The result: 16 points in the final five minutes of the fourth quarter, erasing a three-touchdown deficit, and a 46-yard Greg Zuerlein field goal to complete the Miracle at Jerry World.

“It almost felt unreal,” Elliott said, per Machota. “For us to persevere with that bad of a start, that’s kind of unbelievable.”

Zeke contributed to the bad start, coughing up a pair of first-half fumbles in a comically rare display of butterfingers. But the league’s richest running back redeemed himself as the Week 2 tilt wore on, rumbling for 89 yards and a touchdown on 22 carries. He added 33 yards on six catches as Dallas mounted a furious offensive barrage.

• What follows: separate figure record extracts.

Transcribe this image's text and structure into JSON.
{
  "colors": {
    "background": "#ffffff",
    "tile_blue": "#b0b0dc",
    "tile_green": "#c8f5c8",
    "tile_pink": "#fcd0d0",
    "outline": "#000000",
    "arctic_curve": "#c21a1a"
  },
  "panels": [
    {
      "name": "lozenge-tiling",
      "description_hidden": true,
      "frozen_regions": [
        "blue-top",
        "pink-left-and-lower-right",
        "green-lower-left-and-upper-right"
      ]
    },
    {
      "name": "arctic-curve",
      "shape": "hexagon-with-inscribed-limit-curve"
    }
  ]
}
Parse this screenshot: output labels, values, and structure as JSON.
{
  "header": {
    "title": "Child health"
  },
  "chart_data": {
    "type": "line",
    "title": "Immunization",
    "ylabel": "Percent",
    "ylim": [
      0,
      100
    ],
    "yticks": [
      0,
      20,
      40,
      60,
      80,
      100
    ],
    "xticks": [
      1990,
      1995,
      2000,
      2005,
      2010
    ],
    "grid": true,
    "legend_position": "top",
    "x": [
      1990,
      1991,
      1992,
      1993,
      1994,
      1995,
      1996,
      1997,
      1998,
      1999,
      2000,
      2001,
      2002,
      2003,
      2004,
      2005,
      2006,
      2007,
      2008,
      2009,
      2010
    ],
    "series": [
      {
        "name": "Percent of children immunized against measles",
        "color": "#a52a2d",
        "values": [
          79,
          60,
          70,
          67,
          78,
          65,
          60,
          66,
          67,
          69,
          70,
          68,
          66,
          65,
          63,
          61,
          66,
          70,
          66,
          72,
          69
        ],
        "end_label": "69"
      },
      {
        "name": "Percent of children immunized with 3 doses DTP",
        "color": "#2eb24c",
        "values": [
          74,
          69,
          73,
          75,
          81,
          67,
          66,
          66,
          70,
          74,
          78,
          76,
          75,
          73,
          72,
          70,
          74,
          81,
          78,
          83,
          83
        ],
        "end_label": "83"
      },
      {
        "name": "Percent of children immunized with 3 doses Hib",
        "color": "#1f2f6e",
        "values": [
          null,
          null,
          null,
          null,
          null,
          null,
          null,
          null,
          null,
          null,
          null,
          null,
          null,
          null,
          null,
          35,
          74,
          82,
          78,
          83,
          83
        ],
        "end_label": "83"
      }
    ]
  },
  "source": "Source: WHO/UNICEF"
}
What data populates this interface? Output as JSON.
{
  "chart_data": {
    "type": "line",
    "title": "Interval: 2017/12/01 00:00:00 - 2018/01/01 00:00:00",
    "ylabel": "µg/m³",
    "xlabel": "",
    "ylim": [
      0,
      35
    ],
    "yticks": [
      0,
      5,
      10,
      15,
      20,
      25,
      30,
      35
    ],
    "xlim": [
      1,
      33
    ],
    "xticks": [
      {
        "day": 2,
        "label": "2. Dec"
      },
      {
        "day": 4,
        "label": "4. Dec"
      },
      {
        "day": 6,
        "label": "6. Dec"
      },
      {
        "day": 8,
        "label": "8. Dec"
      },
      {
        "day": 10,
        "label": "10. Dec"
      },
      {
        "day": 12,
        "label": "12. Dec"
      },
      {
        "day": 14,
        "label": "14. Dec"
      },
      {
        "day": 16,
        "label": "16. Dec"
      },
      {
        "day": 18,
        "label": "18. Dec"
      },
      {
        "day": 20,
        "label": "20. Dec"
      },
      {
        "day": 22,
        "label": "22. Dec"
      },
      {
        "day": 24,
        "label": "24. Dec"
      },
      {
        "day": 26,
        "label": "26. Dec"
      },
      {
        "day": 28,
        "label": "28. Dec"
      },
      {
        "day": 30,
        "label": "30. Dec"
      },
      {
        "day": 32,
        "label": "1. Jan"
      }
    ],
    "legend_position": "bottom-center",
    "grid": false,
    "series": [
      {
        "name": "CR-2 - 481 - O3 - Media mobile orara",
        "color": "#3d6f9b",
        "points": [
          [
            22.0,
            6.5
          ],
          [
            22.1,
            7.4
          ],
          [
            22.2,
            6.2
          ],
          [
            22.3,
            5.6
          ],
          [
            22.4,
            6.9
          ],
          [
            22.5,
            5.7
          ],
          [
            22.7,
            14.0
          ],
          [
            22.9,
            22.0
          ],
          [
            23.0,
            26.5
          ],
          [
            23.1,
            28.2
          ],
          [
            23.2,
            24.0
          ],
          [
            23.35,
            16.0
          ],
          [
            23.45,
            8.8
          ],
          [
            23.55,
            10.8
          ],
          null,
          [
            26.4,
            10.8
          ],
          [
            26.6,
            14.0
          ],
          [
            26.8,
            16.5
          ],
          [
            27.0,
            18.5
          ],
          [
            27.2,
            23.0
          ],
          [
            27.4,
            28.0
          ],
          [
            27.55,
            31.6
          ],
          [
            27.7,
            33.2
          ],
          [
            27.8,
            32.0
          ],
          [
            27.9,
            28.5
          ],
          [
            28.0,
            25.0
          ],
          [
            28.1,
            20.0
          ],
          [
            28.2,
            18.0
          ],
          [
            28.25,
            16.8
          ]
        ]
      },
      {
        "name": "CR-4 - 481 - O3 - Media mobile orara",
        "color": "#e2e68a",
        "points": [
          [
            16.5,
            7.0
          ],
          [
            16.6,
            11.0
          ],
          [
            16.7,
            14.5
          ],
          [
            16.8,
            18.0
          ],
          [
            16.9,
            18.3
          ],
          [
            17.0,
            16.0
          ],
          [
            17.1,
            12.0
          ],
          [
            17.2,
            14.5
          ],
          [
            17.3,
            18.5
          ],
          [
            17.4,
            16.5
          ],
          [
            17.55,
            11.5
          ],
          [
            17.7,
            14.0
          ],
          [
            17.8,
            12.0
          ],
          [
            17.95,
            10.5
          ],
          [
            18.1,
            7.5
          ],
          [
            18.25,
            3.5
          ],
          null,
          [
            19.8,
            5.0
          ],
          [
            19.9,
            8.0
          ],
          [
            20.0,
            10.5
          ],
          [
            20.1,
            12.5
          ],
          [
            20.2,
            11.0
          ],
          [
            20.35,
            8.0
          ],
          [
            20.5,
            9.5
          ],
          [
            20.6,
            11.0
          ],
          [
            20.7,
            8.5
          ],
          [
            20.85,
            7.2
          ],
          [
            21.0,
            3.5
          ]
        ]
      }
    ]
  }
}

Of course, what Elliott or any other player did was dwarfed by the performance from Prescott, who totaled 468 yards and four touchdowns, becoming the first QB in the sport’s history to surpass 400 passing yards and three rushing scores in a single game.

“We showed our resiliency,” Prescott said. “That win was huge in so many ways.”

Huge, and more mind-blowing with each passing analysis. Nobody inside or outside AT&T Stadium — players, coaches, media, fans, referees, ballboys — will soon forget what they witnessed, because it’s so mathematically unlikely to repeat.

And impossible, emotionally, to reproduce.

“It’s a better feeling than any other game that I’ve had,” wide receiver CeeDee Lamb said.